My first morning in Hanoi was daunting to say the least. I awoke from a dream of a million alarm clocks all going off at once…only the noise didn’t disappear when I woke up. No, my first morning lie in in Vietnam had been rudely disturbed by the beeping of a thousand horns. Good morning Vietnam!
Hanoi has to be the most intense city in the world. You dance with death every time you cross the road. Or even walk on it. And forget walking on the pavement! From around 4am every morning until about 1am every morning the pavement is covered with clothes stalls, fruit stalls, food stalls – you name, it’s there! That first morning I stepped out of my hotel (somehow squeezing between the mile-long row of scooters parked on the pavement) and literally froze in fear. There was just a solid block of traffic. Cars and motorbikes and scooters and bicycles and tuk-tuks – none of them seemed to care which side of the road they drove on, whether people were in the way or even if they decapitated a passing tourist with the ladders and window frames they had balanced sideways on the back of their scooter. However, after a poke in the back by Amy, we were off.
The trick I found, was to walk on regardless.
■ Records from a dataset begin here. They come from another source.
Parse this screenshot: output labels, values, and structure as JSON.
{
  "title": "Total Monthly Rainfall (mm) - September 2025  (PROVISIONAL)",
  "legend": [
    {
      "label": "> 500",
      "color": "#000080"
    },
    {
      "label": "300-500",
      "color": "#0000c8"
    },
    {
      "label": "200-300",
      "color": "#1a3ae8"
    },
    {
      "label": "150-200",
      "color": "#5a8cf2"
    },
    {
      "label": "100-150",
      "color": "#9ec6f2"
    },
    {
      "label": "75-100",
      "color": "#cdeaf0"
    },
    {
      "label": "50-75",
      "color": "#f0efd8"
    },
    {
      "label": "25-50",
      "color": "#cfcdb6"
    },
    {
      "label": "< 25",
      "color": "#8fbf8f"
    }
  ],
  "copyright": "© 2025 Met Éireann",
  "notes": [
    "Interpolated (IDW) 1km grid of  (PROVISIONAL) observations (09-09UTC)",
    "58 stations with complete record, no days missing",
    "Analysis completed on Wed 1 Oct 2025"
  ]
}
Scooters and cars will stop or swerve around you most of the time. But I had to judge it carefully and a few times I had to jump forwards – never backwards because more often that not, something was whizzing past behind you. After a while it begins to get enjoyable – kind of like when you’re a kid and you’re playing in the revolving doors of a shopping centre trying not to get squished. The whole thing though, is made a lot more difficult because there’s so much you want to look at. Bright shiny trinkets, hippy clothes, narrow zigzagging alleyways that contain houses – you just can’t take it all in. And of course the cries of “You buy? You buy?” play their part too.
As confusing and winding as Hanoi looks, it’s pretty easy to find your way around. After a day of walking, Amy and I had renamed all the roads to make it easier – instead of Bat Dan and Hang Bo we renamed the streets Plastic Basket Road, Shoe Street, Coffin Way, Ali-Baba Alley – all named after what the stalls on the street specialised in. After we’d bargained our way through the streets – resulting in myself having to purchase an extra piece of luggage – we came to the lake. We named it Turtle Lake on account of the turtle that lives there. The lake’s well worth a look – if only to giggle at the odd exercises the old Vietnamese men often perform on the edge of the lake. Think “Staying Alive” by the Bee Gees in your head and watch the work outs. Comedy gold!
Vietnamese money can be really confusing as we found out. Everything looks amazingly expensive due to the amount of zero’s involved. But it’s actually not that bad. You get around 33,000 dong for £1 and for £3.50 you can spend an hour and a half having the best massage you’ll ever get – providing you don’t mind a mixture of wild aerobics moves, odd positions and light spanking. Or for just over a pound, two of you can get a scooter taxi to just about anywhere. I highly recommend it. At first the thought of three (and sometimes even four or five) of you on a scooter with no helmets and the crazy road system seems a bit daunting to say the least. But honestly, the ride was thrilling. Probably wasn’t for scooter driver who ended up with nail marks in his side from a couple of hairy moments but ah well…
Whilst in Hanoi Amy and I took a nice, long, warm walk to see the Ho Chi Minh Mausoleum. I’d heard it was fantastic. Most likely it was but we didn’t get to see it. The place was closed. After all, even deceased presidents need some down time now and then. So next stop on the list was the Army Museum. Now, if you happen to take a trip to Hanoi and decide to go to the Army Museum, a word or three of warning: read the signs; don’t tell the entrance guard you have a camera; go to the toilet before you go. I almost missed the majority of the museum because I didn’t read the signs stating that there were around six more buildings round the back. All I saw was one room and thought I’d been ripped off for 40,000 dong, something no Northerner takes kindly too. Before getting a stomp on over to the guards though, Amy kindly pointed out the signs to me. Thank you Amy! And the last warning? I’ve been to festivals with better smelling toilets. Either hold it or hold your nose and pray. Despite all that, the museum was amazing. You get to see tanks and climb into war planes. ‘Nuff said!